The Boy On the Wooden Box by Leon Leyson

9781442497818_p0_v4_s260x420 The Boy on the Wooden Box: How the Impossible Became Possible . . . on Schindler’s List
by Leon Leyson

A close friend told me about this newly published book, as her family was acquainted with the author, Leon Leyson, who was the youngest person on Schindler’s List.  Dr. Leyson apparently resided right here in my town for years and years, taught high school for nearly four decades, and gave talks and lectures recounting his experience living through the Holocaust.  Mr. Leyson passed away this past January, apparently before ever seeing his book published.

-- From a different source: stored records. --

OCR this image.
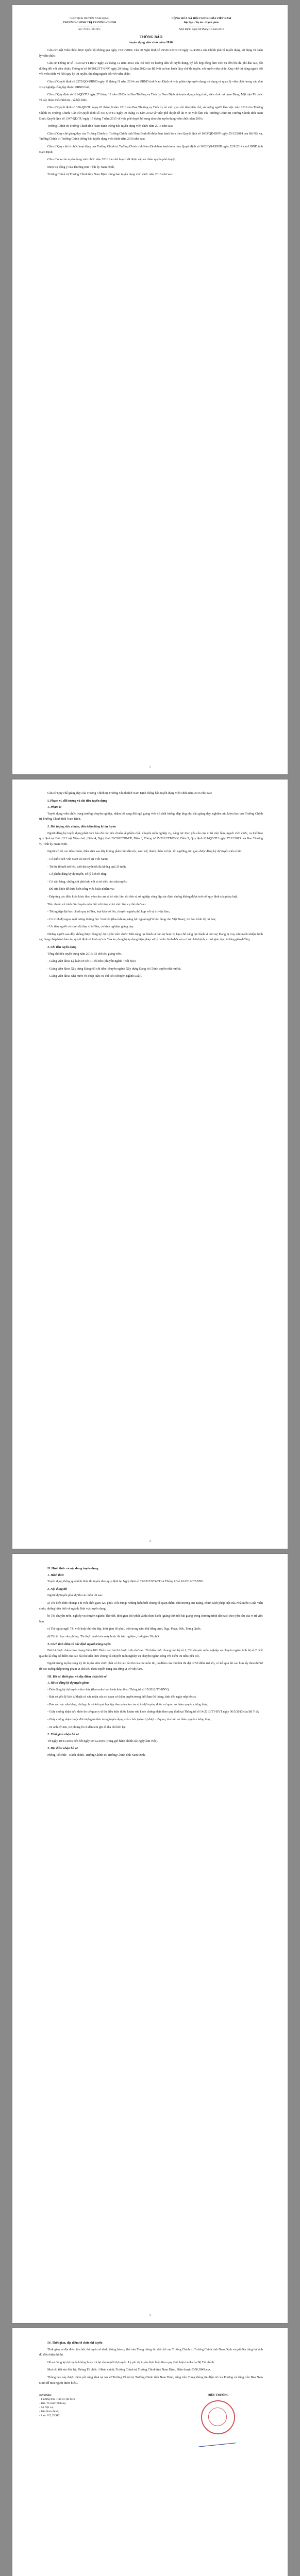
CHỦ TỊCH HUYỆN NAM ĐỊNH
TRƯỜNG CHÍNH TRỊ TRƯỜNG CHINH
Số: 70/TB-TCTTC
CỘNG HÒA XÃ HỘI CHỦ NGHĨA VIỆT NAM
Độc lập - Tự do - Hạnh phúc
Nam Định, ngày 08 tháng 11 năm 2016
THÔNG BÁO
tuyển dụng viên chức năm 2016

Căn cứ Luật Viên chức được Quốc hội thông qua ngày 15/11/2010; Căn cứ Nghị định số 29/2012/NĐ-CP ngày 12/4/2012 của Chính phủ về tuyển dụng, sử dụng và quản lý viên chức;

Căn cứ Thông tư số 15/2012/TT-BNV ngày 25 tháng 12 năm 2012 của Bộ Nội vụ hướng dẫn về tuyển dụng, ký kết hợp đồng làm việc và đền bù chi phí đào tạo, bồi dưỡng đối với viên chức; Thông tư số 16/2012/TT-BNV ngày 28 tháng 12 năm 2012 của Bộ Nội vụ ban hành Quy chế thi tuyển, xét tuyển viên chức; Quy chế thi nâng ngạch đối với viên chức và Nội quy kỳ thi tuyển, thi nâng ngạch đối với viên chức;

Căn cứ Quyết định số 2373/QĐ-UBND ngày 11 tháng 11 năm 2014 của UBND tỉnh Nam Định về việc phân cấp tuyển dụng, sử dụng và quản lý viên chức trong các đơn vị sự nghiệp công lập thuộc UBND tỉnh;

Căn cứ Quy định số 121-QĐ/TU ngày 27 tháng 12 năm 2013 của Ban Thường vụ Tỉnh ủy Nam Định về tuyển dụng công chức, viên chức cơ quan Đảng, Mặt trận Tổ quốc và các đoàn thể chính trị - xã hội tỉnh;

Căn cứ Quyết định số 336-QĐ/TU ngày 01 tháng 9 năm 2016 của Ban Thường vụ Tỉnh ủy về việc giao chỉ tiêu biên chế, số lượng người làm việc năm 2016 cho Trường Chính trị Trường Chinh; Căn cứ Quyết định số 336-QĐ/TU ngày 09 tháng 10 năm 2012 về việc phê duyệt đề án vị trí việc làm của Trường Chính trị Trường Chinh tỉnh Nam Định; Quyết định số 1347-QĐ/TU ngày 17 tháng 7 năm 2015 về việc phê duyệt bổ sung nhu cầu tuyển dụng viên chức năm 2016;

Trường Chính trị Trường Chinh tỉnh Nam Định thông báo tuyển dụng viên chức năm 2016 như sau:

Căn cứ Quy chế giảng dạy của Trường Chính trị Trường Chinh tỉnh Nam Định đã được ban hành kèm theo Quyết định số 1635/QĐ-BNV ngày 25/12/2014 của Bộ Nội vụ, Trường Chính trị Trường Chinh thông báo tuyển dụng viên chức năm 2016 như sau:

Căn cứ Quy chế tổ chức hoạt động của Trường Chính trị Trường Chinh tỉnh Nam Định ban hành kèm theo Quyết định số 1632/QĐ-UBND ngày 22/9/2014 của UBND tỉnh Nam Định;

Căn cứ nhu cầu tuyển dụng viên chức năm 2016 theo kế hoạch đã được cấp có thẩm quyền phê duyệt;

Được sự đồng ý của Thường trực Tỉnh ủy Nam Định,

Trường Chính trị Trường Chinh tỉnh Nam Định thông báo tuyển dụng viên chức năm 2016 như sau:

1

Căn cứ Quy chế giảng dạy của Trường Chính trị Trường Chinh tỉnh Nam Định thông báo tuyển dụng viên chức năm 2016 như sau:

I. Phạm vi, đối tượng và chỉ tiêu tuyển dụng
1. Phạm vi

Tuyển dụng viên chức trong trường chuyên nghiệp, nhằm bổ sung đội ngũ giảng viên có chất lượng, đáp ứng nhu cầu giảng dạy, nghiên cứu khoa học của Trường Chính trị Trường Chinh tỉnh Nam Định.

2. Đối tượng, tiêu chuẩn, điều kiện đăng ký dự tuyển

Người đăng ký tuyển dụng phải đảm bảo đủ các tiêu chuẩn về phẩm chất, chuyên môn nghiệp vụ, năng lực theo yêu cầu của vị trí việc làm, ngạch viên chức, cụ thể theo quy định tại Điều 22 Luật Viên chức; Điều 4, Nghị định 29/2012/NĐ-CP; Điều 3, Thông tư 15/2012/TT-BNV; Điều 5, Quy định 121-QĐ/TU ngày 27/12/2013 của Ban Thường vụ Tỉnh ủy Nam Định.

Người có đủ các tiêu chuẩn, điều kiện sau đây không phân biệt dân tộc, nam nữ, thành phần xã hội, tín ngưỡng, tôn giáo được đăng ký dự tuyển viên chức:

- Có quốc tịch Việt Nam và cư trú tại Việt Nam;

- Từ đủ 18 tuổi trở lên, tuổi dự tuyển tối đa không quá 35 tuổi;

- Có phiếu đăng ký dự tuyển, có lý lịch rõ ràng;

- Có văn bằng, chứng chỉ phù hợp với vị trí việc làm cần tuyển;

- Đủ sức khỏe để thực hiện công việc hoặc nhiệm vụ;

- Đáp ứng các điều kiện khác theo yêu cầu của vị trí việc làm do đơn vị sự nghiệp công lập xác định nhưng không được trái với quy định của pháp luật.

Tiêu chuẩn về trình độ chuyên môn đối với từng vị trí việc làm cụ thể như sau:

- Tốt nghiệp đại học chính quy trở lên, loại khá trở lên, chuyên ngành phù hợp với vị trí việc làm;

- Có trình độ ngoại ngữ tương đương bậc 3 trở lên (theo khung năng lực ngoại ngữ 6 bậc dùng cho Việt Nam), tin học trình độ cơ bản;

- Ưu tiên người có trình độ thạc sĩ trở lên, có kinh nghiệm giảng dạy.

Những người sau đây không được đăng ký dự tuyển viên chức: Mất năng lực hành vi dân sự hoặc bị hạn chế năng lực hành vi dân sự; Đang bị truy cứu trách nhiệm hình sự; đang chấp hành bản án, quyết định về hình sự của Tòa án; đang bị áp dụng biện pháp xử lý hành chính đưa vào cơ sở chữa bệnh, cơ sở giáo dục, trường giáo dưỡng.

3. Chỉ tiêu tuyển dụng

Tổng chỉ tiêu tuyển dụng năm 2016: 03 chỉ tiêu giảng viên.

- Giảng viên khoa Lý luận cơ sở: 01 chỉ tiêu (chuyên ngành Triết học);

- Giảng viên khoa Xây dựng Đảng: 01 chỉ tiêu (chuyên ngành Xây dựng Đảng và Chính quyền nhà nước);

- Giảng viên khoa Nhà nước và Pháp luật: 01 chỉ tiêu (chuyên ngành Luật).

2
II. Hình thức và nội dung tuyển dụng
1. Hình thức

Tuyển dụng thông qua hình thức thi tuyển theo quy định tại Nghị định số 29/2012/NĐ-CP và Thông tư số 16/2012/TT-BNV.

2. Nội dung thi

Người dự tuyển phải dự thi các môn thi sau:

a) Thi kiến thức chung: Thi viết, thời gian 120 phút. Nội dung: Những hiểu biết chung về quan điểm, chủ trương của Đảng, chính sách pháp luật của Nhà nước; Luật Viên chức; những hiểu biết về ngành, lĩnh vực tuyển dụng.

b) Thi chuyên môn, nghiệp vụ chuyên ngành: Thi viết, thời gian 180 phút và thi thực hành (giảng thử một bài giảng trong chương trình đào tạo) theo yêu cầu của vị trí việc làm.

c) Thi ngoại ngữ: Thi viết hoặc thi vấn đáp, thời gian 60 phút, một trong năm thứ tiếng Anh, Nga, Pháp, Đức, Trung Quốc.

d) Thi tin học văn phòng: Thi thực hành trên máy hoặc thi trắc nghiệm, thời gian 30 phút.

3. Cách tính điểm và xác định người trúng tuyển

Bài thi được chấm theo thang điểm 100. Điểm các bài thi được tính như sau: Thi kiến thức chung tính hệ số 1; Thi chuyên môn, nghiệp vụ chuyên ngành tính hệ số 2. Kết quả thi là tổng số điểm của các bài thi kiến thức chung và chuyên môn nghiệp vụ chuyên ngành cộng với điểm ưu tiên (nếu có).

Người trúng tuyển trong kỳ thi tuyển viên chức phải có đủ các bài thi của các môn thi, có điểm của mỗi bài thi đạt từ 50 điểm trở lên, có kết quả thi cao hơn lấy theo thứ tự từ cao xuống thấp trong phạm vi chỉ tiêu được tuyển dụng của từng vị trí việc làm.

III. Hồ sơ, thời gian và địa điểm nhận hồ sơ
1. Hồ sơ đăng ký dự tuyển gồm:

- Đơn đăng ký dự tuyển viên chức (theo mẫu ban hành kèm theo Thông tư số 15/2012/TT-BNV);

- Bản sơ yếu lý lịch tự thuật có xác nhận của cơ quan có thẩm quyền trong thời hạn 06 tháng, tính đến ngày nộp hồ sơ;

- Bản sao các văn bằng, chứng chỉ và kết quả học tập theo yêu cầu của vị trí dự tuyển, được cơ quan có thẩm quyền chứng thực;

- Giấy chứng nhận sức khỏe do cơ quan y tế đủ điều kiện được khám sức khỏe chứng nhận theo quy định tại Thông tư số 14/2013/TT-BYT ngày 06/5/2013 của Bộ Y tế;

- Giấy chứng nhận thuộc đối tượng ưu tiên trong tuyển dụng viên chức (nếu có) được cơ quan, tổ chức có thẩm quyền chứng thực;

- 02 ảnh cỡ 4x6, 02 phong bì có dán tem ghi rõ địa chỉ liên lạc.

2. Thời gian nhận hồ sơ

Từ ngày 10/11/2016 đến hết ngày 09/12/2016 (trong giờ hành chính các ngày làm việc).

3. Địa điểm nhận hồ sơ

Phòng Tổ chức - Hành chính, Trường Chính trị Trường Chinh tỉnh Nam Định.

3
IV. Thời gian, địa điểm tổ chức thi tuyển

Thời gian và địa điểm tổ chức thi tuyển sẽ được thông báo cụ thể trên Trang thông tin điện tử của Trường Chính trị Trường Chinh tỉnh Nam Định và gửi đến từng thí sinh đủ điều kiện dự thi.

Hồ sơ đăng ký dự tuyển không hoàn trả lại cho người dự tuyển. Lệ phí dự tuyển thực hiện theo quy định hiện hành của Bộ Tài chính.

Mọi chi tiết xin liên hệ: Phòng Tổ chức - Hành chính, Trường Chính trị Trường Chinh tỉnh Nam Định. Điện thoại: 0350.3849.xxx.

Thông báo này được niêm yết công khai tại trụ sở Trường Chính trị Trường Chinh tỉnh Nam Định, đăng trên Trang thông tin điện tử của Trường và đăng trên Báo Nam Định để mọi người được biết./.

Nơi nhận:
- Thường trực Tỉnh ủy (để b/c);
- Ban Tổ chức Tỉnh ủy;
- Sở Nội vụ;
- Báo Nam Định;
- Lưu: VT, TCHC.
HIỆU TRƯỞNG
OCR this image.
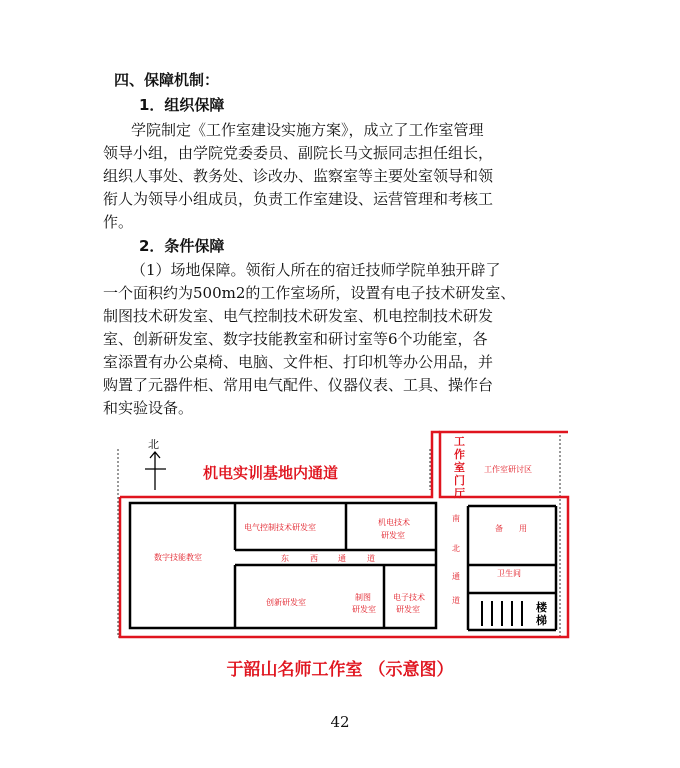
四、保障机制：
1．组织保障
学院制定《工作室建设实施方案》，成立了工作室管理
领导小组，由学院党委委员、副院长马文振同志担任组长，
组织人事处、教务处、诊改办、监察室等主要处室领导和领
衔人为领导小组成员，负责工作室建设、运营管理和考核工
作。
2．条件保障
（1）场地保障。领衔人所在的宿迁技师学院单独开辟了
一个面积约为500m2的工作室场所，设置有电子技术研发室、
制图技术研发室、电气控制技术研发室、机电控制技术研发
室、创新研发室、数字技能教室和研讨室等6个功能室，各
室添置有办公桌椅、电脑、文件柜、打印机等办公用品，并
购置了元器件柜、常用电气配件、仪器仪表、工具、操作台
和实验设备。
北
机电实训基地内通道
数字技能教室
电气控制技术研发室
机电技术
研发室
创新研发室
制图
研发室
电子技术
研发室
工作室研讨区
备　　用
卫生间
楼
梯
工
作
室
门
厅
东	西	通	道
南
北
通
道
于韶山名师工作室 （示意图）
42
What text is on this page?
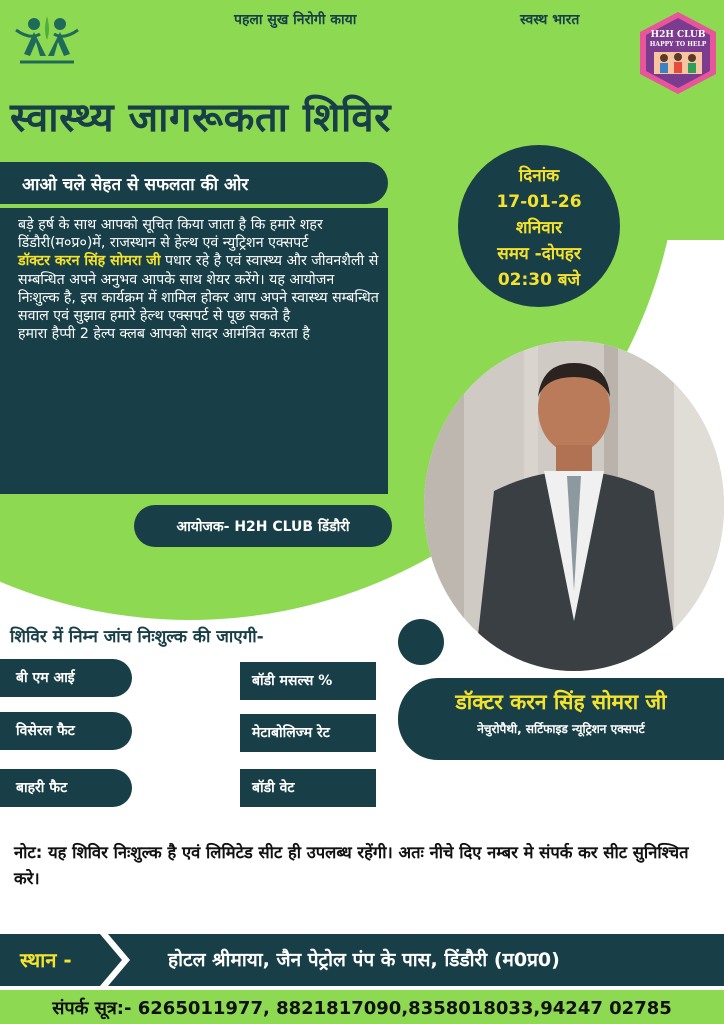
पहला सुख निरोगी काया	स्वस्थ भारत
H2H CLUB
HAPPY TO HELP
स्वास्थ्य जागरूकता शिविर
आओ चले सेहत से सफलता की ओर	दिनांक
17-01-26
शनिवार
समय -दोपहर
02:30 बजे
बड़े हर्ष के साथ आपको सूचित किया जाता है कि हमारे शहर डिंडौरी(म०प्र०)में, राजस्थान से हेल्थ एवं न्युट्रिशन एक्सपर्ट
डॉक्टर करन सिंह सोमरा जी पधार रहे है एवं स्वास्थ्य और जीवनशैली से सम्बन्धित अपने अनुभव आपके साथ शेयर करेंगे। यह आयोजन निःशुल्क है, इस कार्यक्रम में शामिल होकर आप अपने स्वास्थ्य सम्बन्धित सवाल एवं सुझाव हमारे हेल्थ एक्सपर्ट से पूछ सकते है
हमारा हैप्पी 2 हेल्प क्लब आपको सादर आमंत्रित करता है
आयोजक- H2H CLUB डिंडौरी
शिविर में निम्न जांच निःशुल्क की जाएगी-
बी एम आई
विसेरल फैट
बाहरी फैट
बॉडी मसल्स %
मेटाबोलिज्म रेट
बॉडी वेट
डॉक्टर करन सिंह सोमरा जी
नेचुरोपैथी, सर्टिफाइड न्यूट्रिशन एक्सपर्ट
नोट: यह शिविर निःशुल्क है एवं लिमिटेड सीट ही उपलब्ध रहेंगी। अतः नीचे दिए नम्बर मे संपर्क कर सीट सुनिश्चित करे।
स्थान -	होटल श्रीमाया, जैन पेट्रोल पंप के पास, डिंडौरी (म0प्र0)
संपर्क सूत्र:- 6265011977, 8821817090,8358018033,94247 02785
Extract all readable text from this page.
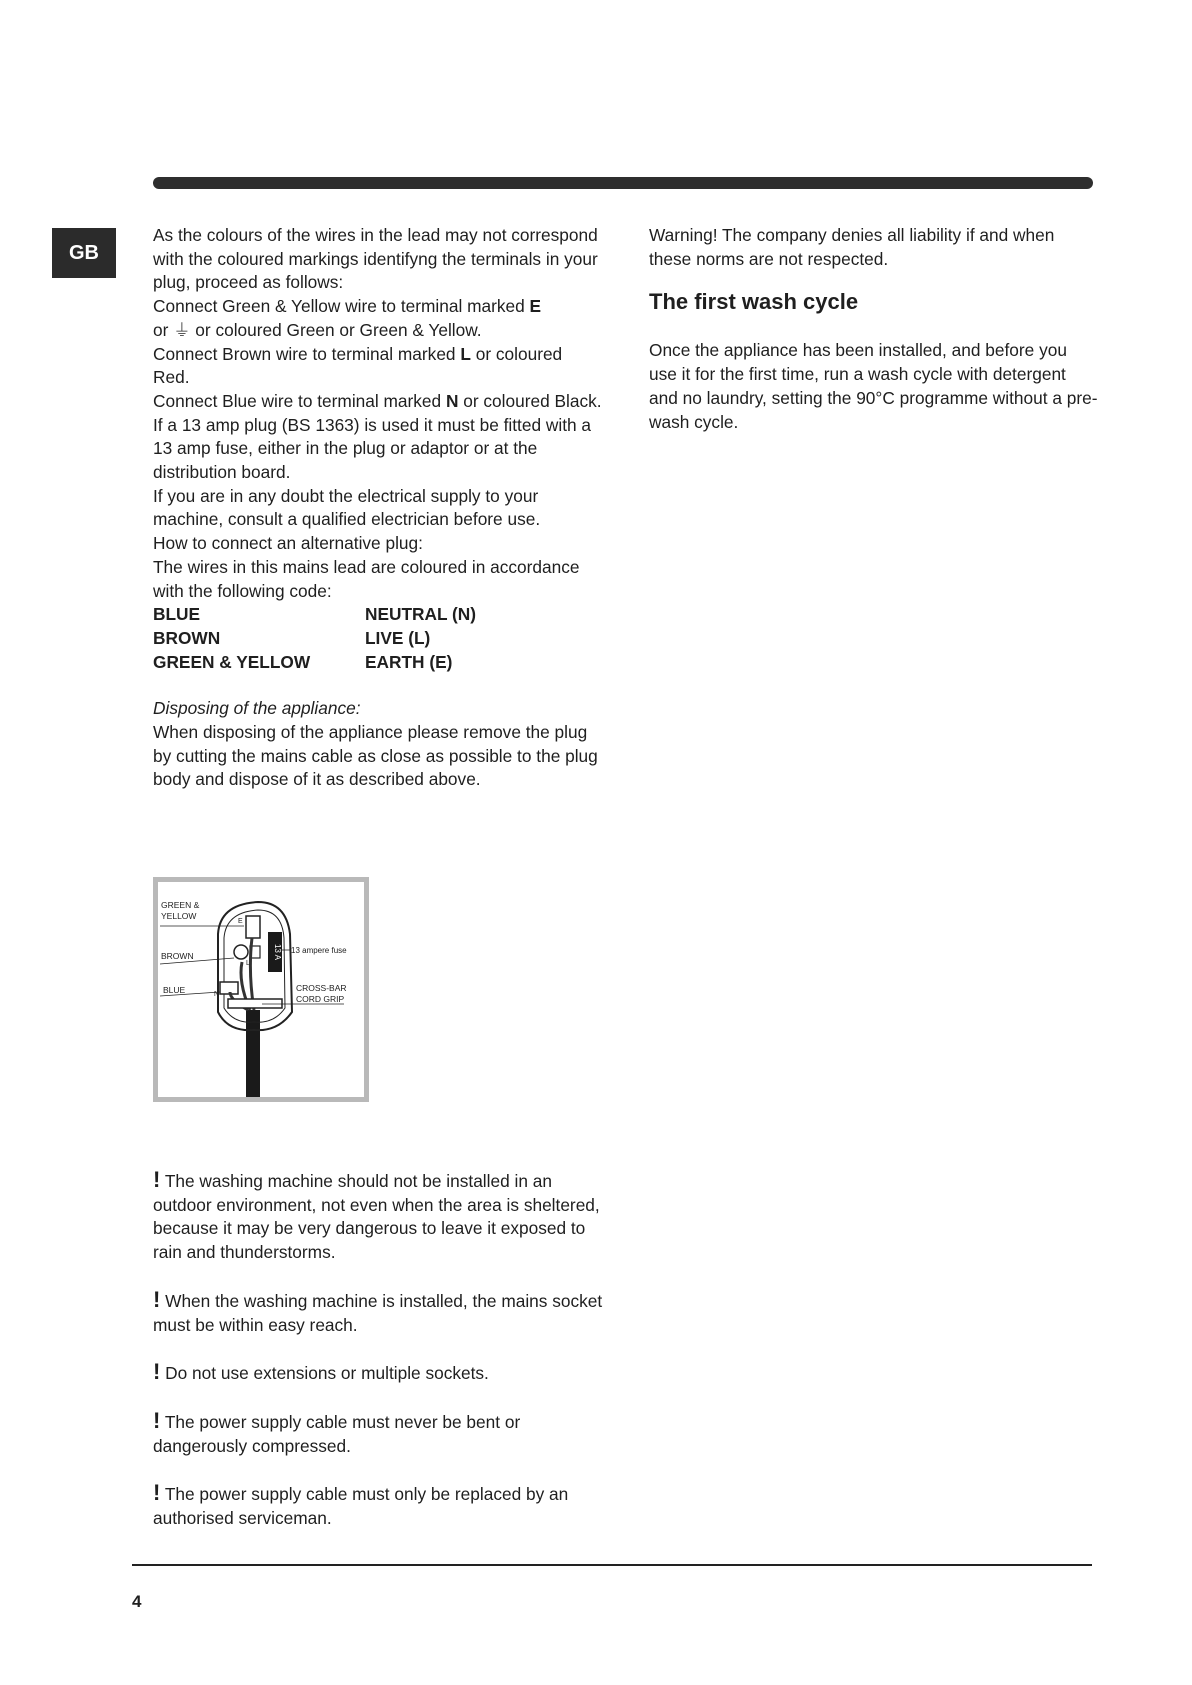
GB

As the colours of the wires in the lead may not correspond with the coloured markings identifyng the terminals in your plug, proceed as follows:

Connect Green & Yellow wire to terminal marked E
or ⏚ or coloured Green or Green & Yellow.

Connect Brown wire to terminal marked L or coloured Red.

Connect Blue wire to terminal marked N or coloured Black.

If a 13 amp plug (BS 1363) is used it must be fitted with a

13 amp fuse, either in the plug or adaptor or at the distribution board.

If you are in any doubt the electrical supply to your machine, consult a qualified electrician before use.

How to connect an alternative plug:

The wires in this mains lead are coloured in accordance with the following code:

BLUE	NEUTRAL (N)
BROWN	LIVE (L)
GREEN & YELLOW	EARTH (E)

Disposing of the appliance:

When disposing of the appliance please remove the plug by cutting the mains cable as close as possible to the plug body and dispose of it as described above.

13 A
E
L
N
GREEN &
YELLOW
BROWN
BLUE
13 ampere fuse
CROSS-BAR
CORD GRIP

! The washing machine should not be installed in an outdoor environment, not even when the area is sheltered, because it may be very dangerous to leave it exposed to rain and thunderstorms.

! When the washing machine is installed, the mains socket must be within easy reach.

! Do not use extensions or multiple sockets.

! The power supply cable must never be bent or dangerously compressed.

! The power supply cable must only be replaced by an authorised serviceman.

Warning! The company denies all liability if and when these norms are not respected.

The first wash cycle

Once the appliance has been installed, and before you use it for the first time, run a wash cycle with detergent and no laundry, setting the 90°C programme without a pre-wash cycle.

4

Leyson was the youngest of five children from a working class Jewish family in Poland.  He spent the first several years of his life living a somewhat idyllic existence in the countryside of Poland.  When he was nine, his father moved the family to the city; it was to be a new beginning with exciting opportunities.  Only, their dreams quickly crumbled when WWII broke out and the Nazis made their way into Poland, gradually but quickly stripping Jews of the civil rights, their property, their dignity, and their freedom.  By the time Leon was ten, his family, along with thousands of other Jews, were moved to the ghetto – an extremely overcrowded corner of the city enclosed by high walls and Nazi guards, where food was scarce, disease rampant, and fear as ever-present as breathing.  Often, Nazis would storm the ghetto, beating and murdering people at random, and eventually, the ghetto was steadily “liquidated,” as its inhabitants were forcibly transferred to labor camps and death camps.

Leon’s father was employed at Oskar Schindler‘s factory, though, which afforded the family some protection from the Nazis.  Schindler, a Nazi himself, was a complex man – a spy, an opportunist, a womanizer, an alcoholic, who, against all odds, made it his personal mission during the war to save as many Jews as he could.  He managed to save most of Leon’s immediate family, but they still spent time under horrific conditions in work camps under Nazi control, where surviving the next hour became the only focus.

Geared towards “young readers,” this book, nonetheless, describes in unflinching terms the horrors that the Leyson family, and hundreds of thousands of other Jews suffered at the hands of the Nazis.  It’s a powerful read, and one I highly recommend.